L’Action Kivu Yetu s’en prend à la pratique télécratique
de « la démocratie » au Congo. Les vendeurs de la démocratie
électorale-représentative et partisans du capitalisme sauvage
s’arrangent pour avoir accès aux matières premières stratégiques de
notre pays. Ils parrainent des hommes et femmes liges congolais et
étrangers. Ensemble, ils constituent un réseau de voleurs et de
receleurs. Pour donner une coloration démocratique à ce vol programmé,
les élections au suffrage universel sont organisées « sous surveillance
des chars de combat ». La démocratie vendue et achetée devient « une
aspiratrice des richesses » à travers ce réseau supervisé
par le FMI et la Banque mondiale abusivement dénommés chez nous
« partenaires extérieurs ». (Pour approfondir cette question, nous
recommandons la lecture de Michel Collon, Les 7 péchés d’Hugo Chavez, Bruxelles, Investig’Action, 2009. Surtout le chapitre cinq intitulé L’aspirateur des richesses.)

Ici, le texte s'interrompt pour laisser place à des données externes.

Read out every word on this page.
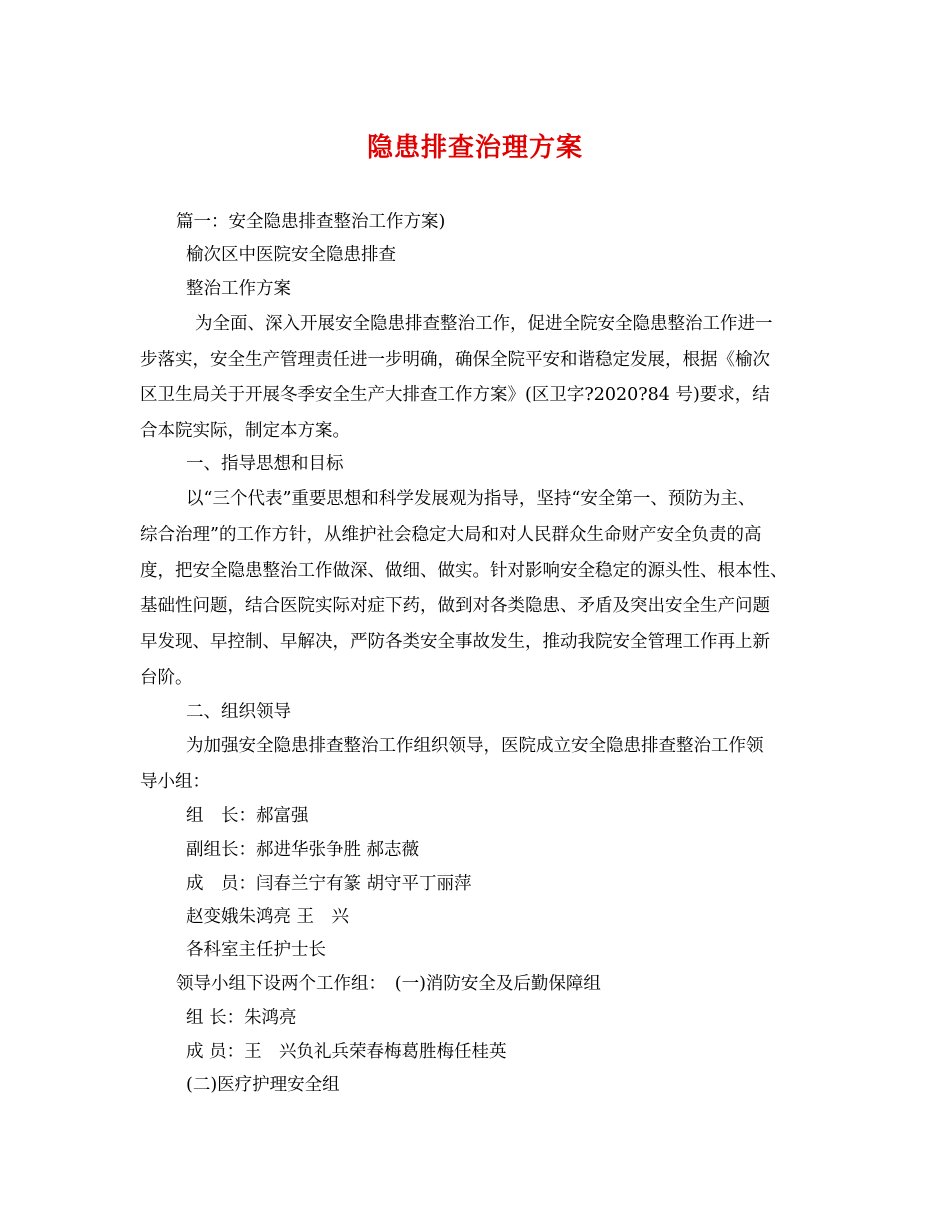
隐患排查治理方案
篇一：安全隐患排查整治工作方案)
榆次区中医院安全隐患排查
整治工作方案
为全面、深入开展安全隐患排查整治工作，促进全院安全隐患整治工作进一
步落实，安全生产管理责任进一步明确，确保全院平安和谐稳定发展，根据《榆次
区卫生局关于开展冬季安全生产大排查工作方案》(区卫字?2020?84 号)要求，结
合本院实际，制定本方案。
一、指导思想和目标
以“三个代表”重要思想和科学发展观为指导，坚持“安全第一、预防为主、
综合治理”的工作方针，从维护社会稳定大局和对人民群众生命财产安全负责的高
度，把安全隐患整治工作做深、做细、做实。针对影响安全稳定的源头性、根本性、
基础性问题，结合医院实际对症下药，做到对各类隐患、矛盾及突出安全生产问题
早发现、早控制、早解决，严防各类安全事故发生，推动我院安全管理工作再上新
台阶。
二、组织领导
为加强安全隐患排查整治工作组织领导，医院成立安全隐患排查整治工作领
导小组：
组　长：郝富强
副组长：郝进华张争胜 郝志薇
成　员：闫春兰宁有篆 胡守平丁丽萍
赵变娥朱鸿亮 王　兴
各科室主任护士长
领导小组下设两个工作组：　(一)消防安全及后勤保障组
组 长：朱鸿亮
成 员：王　兴负礼兵荣春梅葛胜梅任桂英
(二)医疗护理安全组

La démocratie téléguidée est, dans ce contexte, l’un des mécanismes
concoctés par ledit réseau pour aspirer les richesses du Congo. La
corruption des élites, l’enlèvement et l’assassinat des éveilleurs des
consciences (Kataliko et Munzirhiwa par exemple), l’appauvrissement des
populations, les génocides, etc. sont les moyens que le capitalisme
sauvage utilise depuis plus de cinq siècles pour accumuler l’argent et
faire du profit pour le profit.

Pour rappel, le fonctionnement de mécanismes est souvent rendu efficace par les médiamensonges et l’idéologie. Chez nous, la démocratie achetée a
été accompagnée d’une guerre psychologique et idéologique
permanente résumée par la réduction des Congolais aux « BMW » et à un
peuple manquant 15 personnes « non-corrompues ». Ceci n’est pas
nouveau. Pour « ouvrir les veines de l’Amérique Latine », voici ce que
disait le sous-secrétaire US à la guerre en 1912 : « La population
du Cuba est composée de Blancs, des Noirs, d’Asiatiques, et métis de
ces races. Les habitants sont généralement indolents et apathiques.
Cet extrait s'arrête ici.